Night-time sleep improves infants' skills



Night-time sleep improves infants` skills
Washington: A new longitudinal study, carried out by researchers at the University of Montreal and the University of Minnesota, has revealed that babies who get most of their sleep during the night-time develop better skills than infants who sleep mostly during the day.




The study involved 60 Canadian children, at ages 1, 1-1/2 and 2, and analysed the effects of infants` sleep on executive functioning.





In children, executive functioning includes the ability of controlling impulses, of remembering things and of showing mental flexibility.




Even though researchers knew that executive functioning develops rapidly between a child`s first and sixth birthday, they had no idea why there were some kids who are better than others at acquiring these skills.




When the children were one year old and one and a half year old, their mothers filled out three-day sleep diaries, noting hour-by-hour patterns, nighttime wakings and daytime naps.
Six months later, the researchers assessed the children`s executive functioning skills, and found that kids who slept mostly during the night had better results at the test tasks, especially those involving impulse controls.

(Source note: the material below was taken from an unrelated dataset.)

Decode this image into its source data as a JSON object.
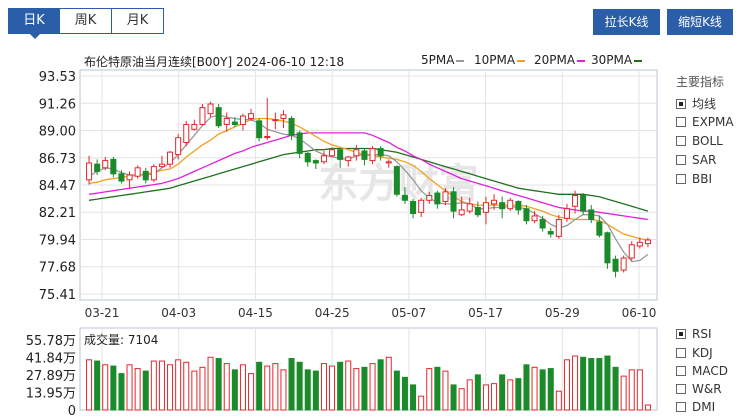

They then considered factors like the parents` income and education, and the infants` general cognitive skills, and concluded that the relationship between the children`s skills and sleep remained unchanged.




The overall sleeping time and the number of times the children woke up at night had no connection to their executive functioning skills.




"We found that infants` sleep is associated with cognitive functions that depend on brain structures that develop rapidly in the first two years of life," said Annie Bernier, professor of psychology at the University of Montreal.




"This may imply that good night-time sleep in infancy sets in motion a cascade of neural effects that has implications for later executive skills.




These findings add to previous research with school-age children, which has shown that sleep plays a role in the development of higher-order cognitive functions that involve the brain`s prefrontal cortex," she added.




The research is published in the November/December 2010 issue of the journal Child Development.